Ważą się losy ostatniego słonia cyrkowego w Holandii

Archiwum '20

fot. Shutterstock, Inc.

Ważą się losy ostatniego holenderskiego słonia cyrkowego. Minister rolnictwa, Carola Schouten, ma zdecydować w przyszłym tygodniu, czy zwierzę pozostanie ze swoją rodziną cyrkową bądź też czy trafi do sanktuarium dla słoni we Francji.

Posłowie mają głosować w tej sprawie w przyszły wtorek. Poseł CDA, Martijn van Helvert, zawnioskował o głosowanie, argumentując, że przeniesienie słonia „na starość” do nowej lokalizacji byłoby dla niego okrucieństwem.

W 2015 roku w Holandii wprowadzono zakaz występów z udziałem dzikich zwierząt. Od tego czasu słoń podróżuje z trupą cyrkową, ale nie występuje. W zeszłym tygodniu Schouten przekazała, że zastanawia się nad nowym lokum dla słonicy o imieniu Buba, ponieważ cyrk „nie jest odpowiednim miejscem dla zwierzęcia”.

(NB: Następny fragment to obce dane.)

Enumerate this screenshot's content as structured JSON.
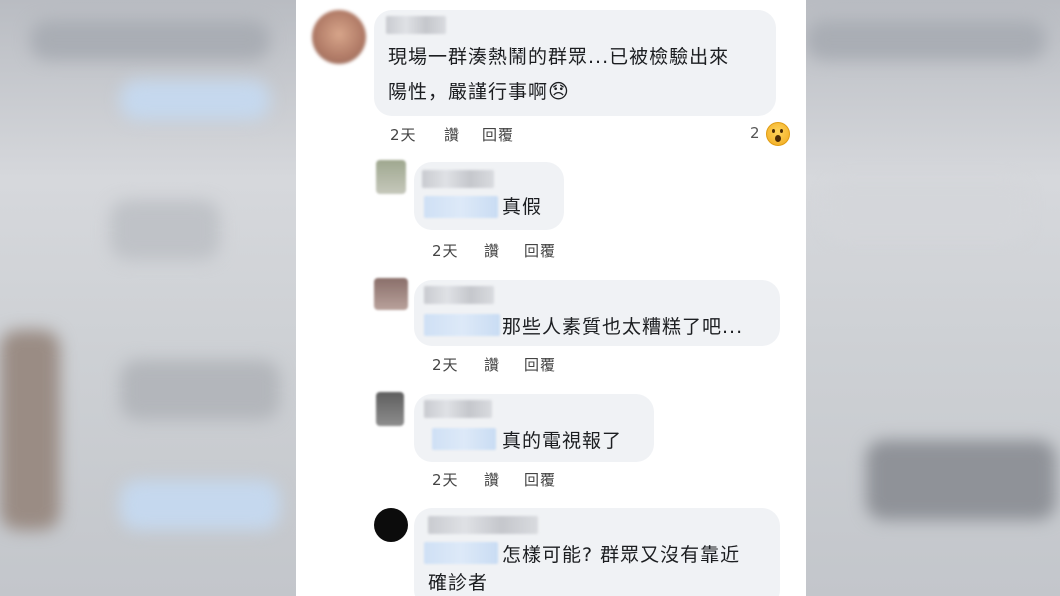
{
  "comments": [
    {
      "text_lines": [
        "現場一群湊熱鬧的群眾...已被檢驗出來",
        "陽性，嚴謹行事啊"
      ],
      "emoji": "😞",
      "time": "2天",
      "like": "讚",
      "reply": "回覆",
      "reaction_count": "2"
    },
    {
      "text_lines": [
        "真假"
      ],
      "time": "2天",
      "like": "讚",
      "reply": "回覆"
    },
    {
      "text_lines": [
        "那些人素質也太糟糕了吧..."
      ],
      "time": "2天",
      "like": "讚",
      "reply": "回覆"
    },
    {
      "text_lines": [
        "真的電視報了"
      ],
      "time": "2天",
      "like": "讚",
      "reply": "回覆"
    },
    {
      "text_lines": [
        "怎樣可能? 群眾又沒有靠近",
        "確診者"
      ]
    }
  ],
  "colors": {
    "bubble": "#f0f2f5",
    "text": "#1c1e21",
    "meta": "#444444"
  }
}
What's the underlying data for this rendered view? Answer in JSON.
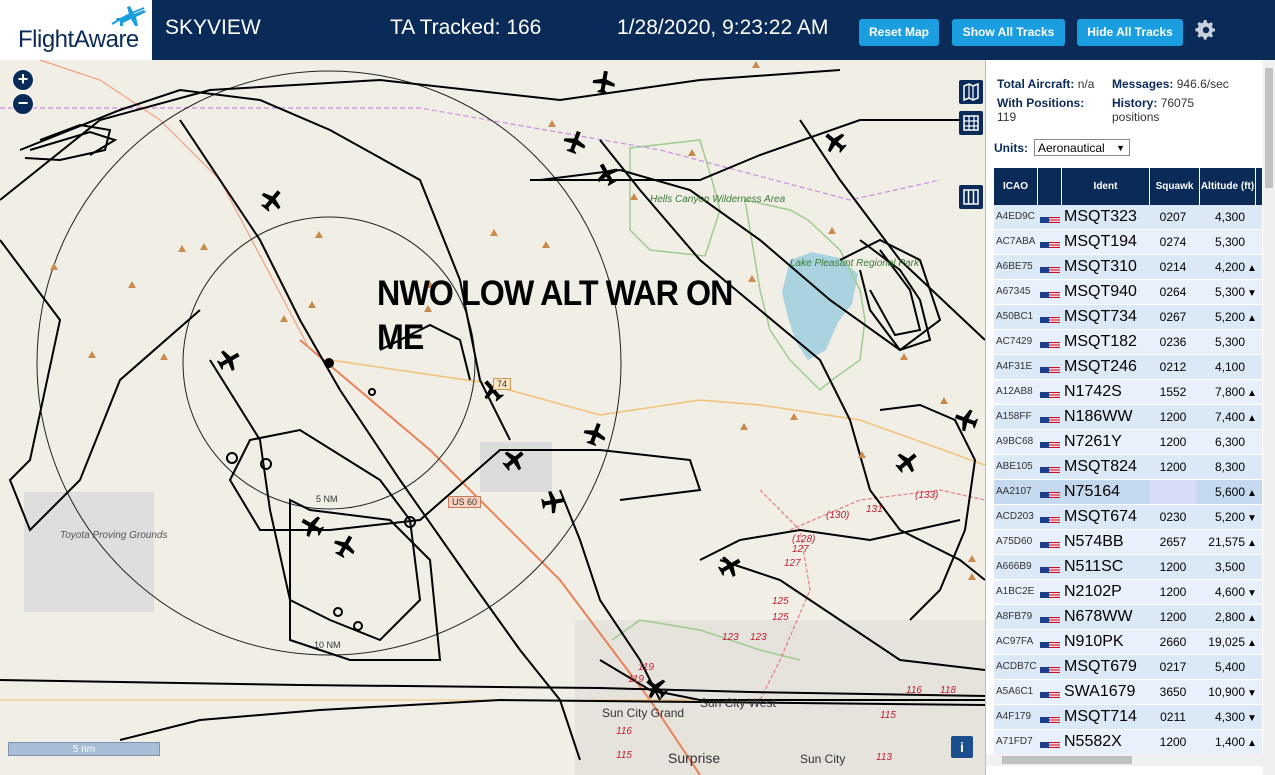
{
  "header": {
    "logo_text": "FlightAware",
    "site_name": "SKYVIEW",
    "ta_tracked": "TA Tracked: 166",
    "datetime": "1/28/2020, 9:23:22 AM",
    "buttons": {
      "reset_map": "Reset Map",
      "show_all": "Show All Tracks",
      "hide_all": "Hide All Tracks"
    },
    "icons": {
      "logo": "plane-logo-icon",
      "settings": "gear-icon"
    }
  },
  "map": {
    "overlay_text_line1": "NWO LOW ALT WAR ON",
    "overlay_text_line2": "ME",
    "zoom_in": "+",
    "zoom_out": "−",
    "scale_label": "5 nm",
    "info_label": "i",
    "controls": [
      "map-layers-icon",
      "grid-icon",
      "columns-icon"
    ],
    "labels": {
      "hells_canyon": "Hells Canyon Wilderness Area",
      "lake_pleasant": "Lake Pleasant Regional Park",
      "toyota": "Toyota Proving Grounds",
      "sun_city_grand": "Sun City Grand",
      "sun_city_west": "Sun City West",
      "sun_city": "Sun City",
      "surprise": "Surprise",
      "ring_5nm": "5 NM",
      "ring_10nm": "10 NM",
      "us60_a": "74",
      "us60_b": "US 60"
    },
    "road_numbers": [
      "131",
      "(130)",
      "(133)",
      "(128)",
      "127",
      "127",
      "125",
      "125",
      "123",
      "123",
      "119",
      "119",
      "116",
      "115",
      "116",
      "118",
      "113",
      "115"
    ]
  },
  "panel": {
    "total_aircraft_label": "Total Aircraft:",
    "total_aircraft_value": "n/a",
    "messages_label": "Messages:",
    "messages_value": "946.6/sec",
    "with_positions_label": "With Positions:",
    "with_positions_value": "119",
    "history_label": "History:",
    "history_value": "76075 positions",
    "units_label": "Units:",
    "units_value": "Aeronautical",
    "columns": {
      "icao": "ICAO",
      "flag": "",
      "ident": "Ident",
      "squawk": "Squawk",
      "altitude": "Altitude (ft)"
    },
    "rows": [
      {
        "icao": "A4ED9C",
        "ident": "MSQT323",
        "squawk": "0207",
        "altitude": "4,300",
        "trend": ""
      },
      {
        "icao": "AC7ABA",
        "ident": "MSQT194",
        "squawk": "0274",
        "altitude": "5,300",
        "trend": ""
      },
      {
        "icao": "A6BE75",
        "ident": "MSQT310",
        "squawk": "0214",
        "altitude": "4,200",
        "trend": "▲"
      },
      {
        "icao": "A67345",
        "ident": "MSQT940",
        "squawk": "0264",
        "altitude": "5,300",
        "trend": "▼"
      },
      {
        "icao": "A50BC1",
        "ident": "MSQT734",
        "squawk": "0267",
        "altitude": "5,200",
        "trend": "▲"
      },
      {
        "icao": "AC7429",
        "ident": "MSQT182",
        "squawk": "0236",
        "altitude": "5,300",
        "trend": ""
      },
      {
        "icao": "A4F31E",
        "ident": "MSQT246",
        "squawk": "0212",
        "altitude": "4,100",
        "trend": ""
      },
      {
        "icao": "A12AB8",
        "ident": "N1742S",
        "squawk": "1552",
        "altitude": "7,800",
        "trend": "▲"
      },
      {
        "icao": "A158FF",
        "ident": "N186WW",
        "squawk": "1200",
        "altitude": "7,400",
        "trend": "▲"
      },
      {
        "icao": "A9BC68",
        "ident": "N7261Y",
        "squawk": "1200",
        "altitude": "6,300",
        "trend": ""
      },
      {
        "icao": "ABE105",
        "ident": "MSQT824",
        "squawk": "1200",
        "altitude": "8,300",
        "trend": ""
      },
      {
        "icao": "AA2107",
        "ident": "N75164",
        "squawk": "",
        "altitude": "5,600",
        "trend": "▲"
      },
      {
        "icao": "ACD203",
        "ident": "MSQT674",
        "squawk": "0230",
        "altitude": "5,200",
        "trend": "▼"
      },
      {
        "icao": "A75D60",
        "ident": "N574BB",
        "squawk": "2657",
        "altitude": "21,575",
        "trend": "▲"
      },
      {
        "icao": "A666B9",
        "ident": "N511SC",
        "squawk": "1200",
        "altitude": "3,500",
        "trend": ""
      },
      {
        "icao": "A1BC2E",
        "ident": "N2102P",
        "squawk": "1200",
        "altitude": "4,600",
        "trend": "▼"
      },
      {
        "icao": "A8FB79",
        "ident": "N678WW",
        "squawk": "1200",
        "altitude": "2,800",
        "trend": "▲"
      },
      {
        "icao": "AC97FA",
        "ident": "N910PK",
        "squawk": "2660",
        "altitude": "19,025",
        "trend": "▲"
      },
      {
        "icao": "ACDB7C",
        "ident": "MSQT679",
        "squawk": "0217",
        "altitude": "5,400",
        "trend": ""
      },
      {
        "icao": "A5A6C1",
        "ident": "SWA1679",
        "squawk": "3650",
        "altitude": "10,900",
        "trend": "▼"
      },
      {
        "icao": "A4F179",
        "ident": "MSQT714",
        "squawk": "0211",
        "altitude": "4,300",
        "trend": "▼"
      },
      {
        "icao": "A71FD7",
        "ident": "N5582X",
        "squawk": "1200",
        "altitude": "1,400",
        "trend": "▲"
      }
    ],
    "selected_row": 11
  },
  "colors": {
    "header_bg": "#0a2a58",
    "button": "#1b9ee0",
    "map_bg": "#f1eee6",
    "track": "#000000",
    "water": "#aad3df"
  }
}
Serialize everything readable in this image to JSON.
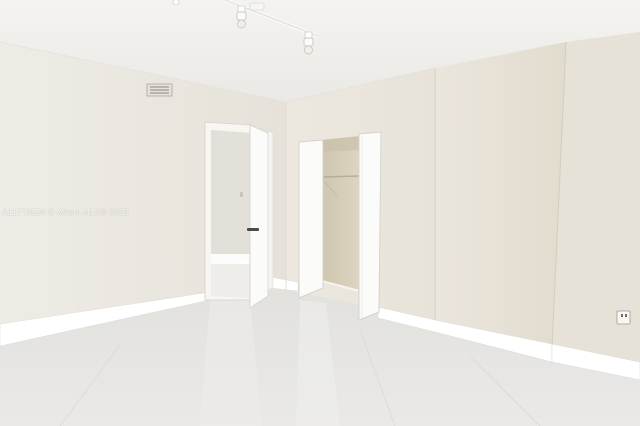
{
  "photo": {
    "watermark": "A11779524 © Miami MLS® 2025"
  },
  "colors": {
    "ceiling": "#f1f0ee",
    "wall_left": "#ebe8e1",
    "wall_center": "#e9e5dc",
    "wall_right": "#e4dfd4",
    "floor": "#e5e4e2",
    "baseboard": "#ffffff",
    "closet_interior": "#d6cdb8"
  }
}
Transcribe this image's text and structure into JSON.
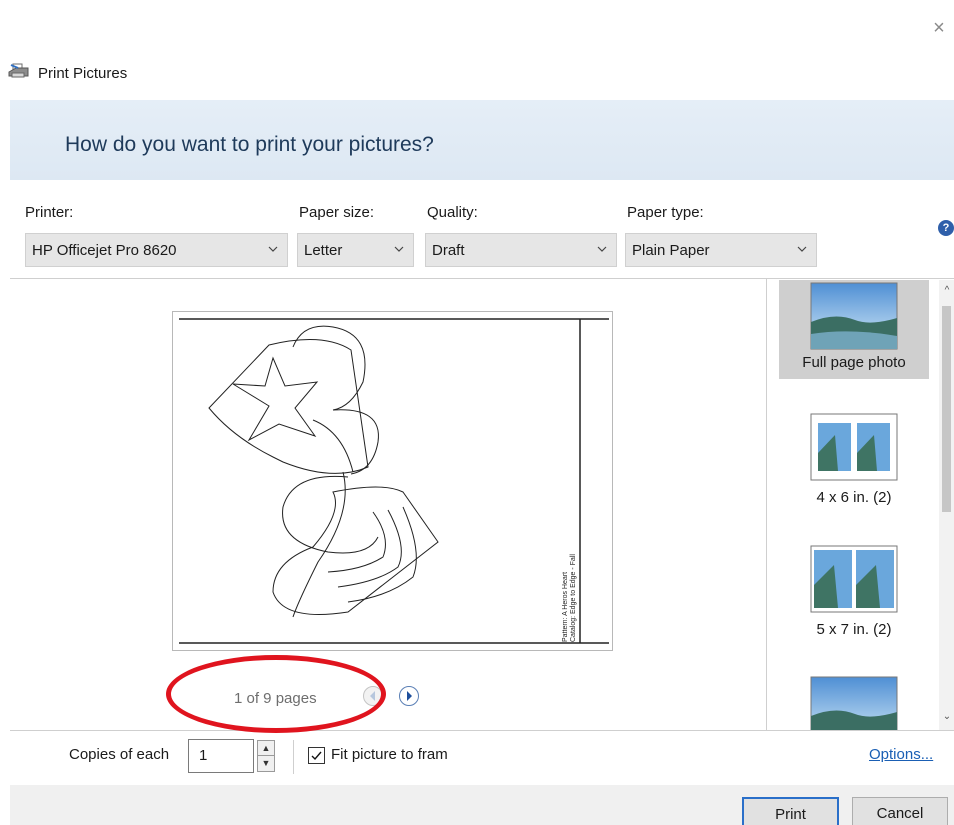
{
  "window": {
    "title": "Print Pictures",
    "heading": "How do you want to print your pictures?",
    "close_glyph": "×"
  },
  "settings": {
    "printer_label": "Printer:",
    "printer_value": "HP Officejet Pro 8620",
    "paper_size_label": "Paper size:",
    "paper_size_value": "Letter",
    "quality_label": "Quality:",
    "quality_value": "Draft",
    "paper_type_label": "Paper type:",
    "paper_type_value": "Plain Paper",
    "help_glyph": "?"
  },
  "preview": {
    "page_text_line1": "Pattern: A Heros Heart",
    "page_text_line2": "Catalog:   Edge to Edge - Fall",
    "page_count": "1 of 9 pages"
  },
  "layouts": [
    {
      "label": "Full page photo",
      "selected": true
    },
    {
      "label": "4 x 6 in. (2)",
      "selected": false
    },
    {
      "label": "5 x 7 in. (2)",
      "selected": false
    }
  ],
  "bottom": {
    "copies_label": "Copies of each",
    "copies_value": "1",
    "fit_label": "Fit picture to fram",
    "fit_checked": true,
    "options_label": "Options..."
  },
  "buttons": {
    "print": "Print",
    "cancel": "Cancel"
  },
  "colors": {
    "accent": "#2a6fc9",
    "link": "#1a5fb4",
    "annotation": "#e0141e"
  }
}
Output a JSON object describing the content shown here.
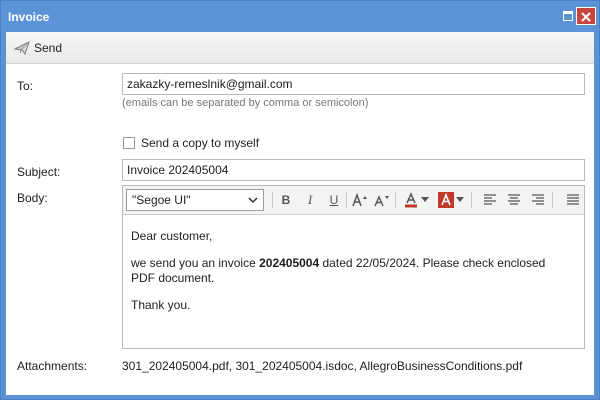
{
  "window": {
    "title": "Invoice"
  },
  "toolbar": {
    "send_label": "Send"
  },
  "form": {
    "to_label": "To:",
    "to_value": "zakazky-remeslnik@gmail.com",
    "to_hint": "(emails can be separated by comma or semicolon)",
    "copy_label": "Send a copy to myself",
    "copy_checked": false,
    "subject_label": "Subject:",
    "subject_value": "Invoice 202405004",
    "body_label": "Body:",
    "attachments_label": "Attachments:",
    "attachments_value": "301_202405004.pdf, 301_202405004.isdoc, AllegroBusinessConditions.pdf"
  },
  "editor": {
    "font": "\"Segoe UI\"",
    "bold_label": "B",
    "italic_label": "I",
    "underline_label": "U",
    "font_color": "#c0392b",
    "highlight_color": "#c0392b",
    "body": {
      "greeting": "Dear customer,",
      "line_prefix": "we send you an invoice ",
      "invoice_number": "202405004",
      "line_suffix": " dated 22/05/2024. Please check enclosed PDF document.",
      "closing": "Thank you."
    }
  },
  "icons": {
    "send": "send-plane-icon",
    "maximize": "maximize-icon",
    "close": "close-icon"
  },
  "colors": {
    "title_bar": "#5b93d6",
    "close_button": "#c7463f"
  }
}
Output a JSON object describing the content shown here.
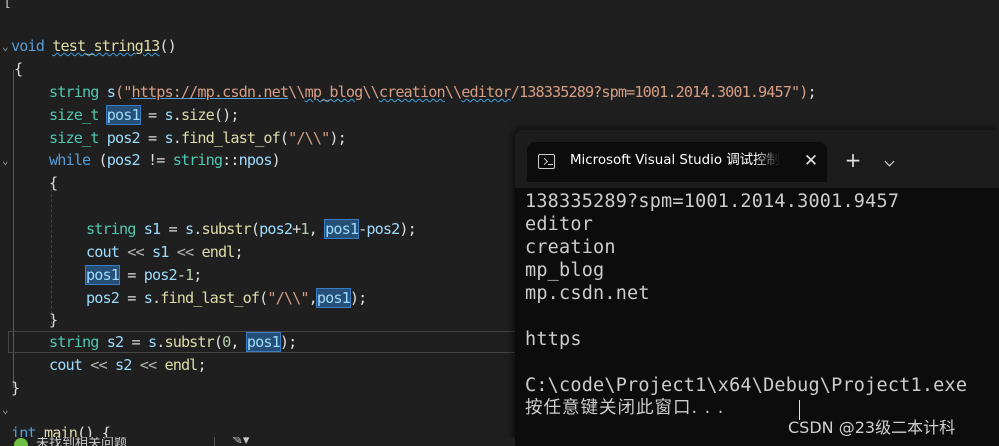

Jedną z możliwych opcji jest sanktuarium dla słoni we Francji, gdzie Buba mogłaby przebywać w „bardziej naturalnym środowisku”. Niemniej jednak, zdaniem niektórych posłów, słoń powinien zostać z rodziną, z którą podróżuje od lat. W innym wypadku Buba może „cierpieć z powodu samotności”.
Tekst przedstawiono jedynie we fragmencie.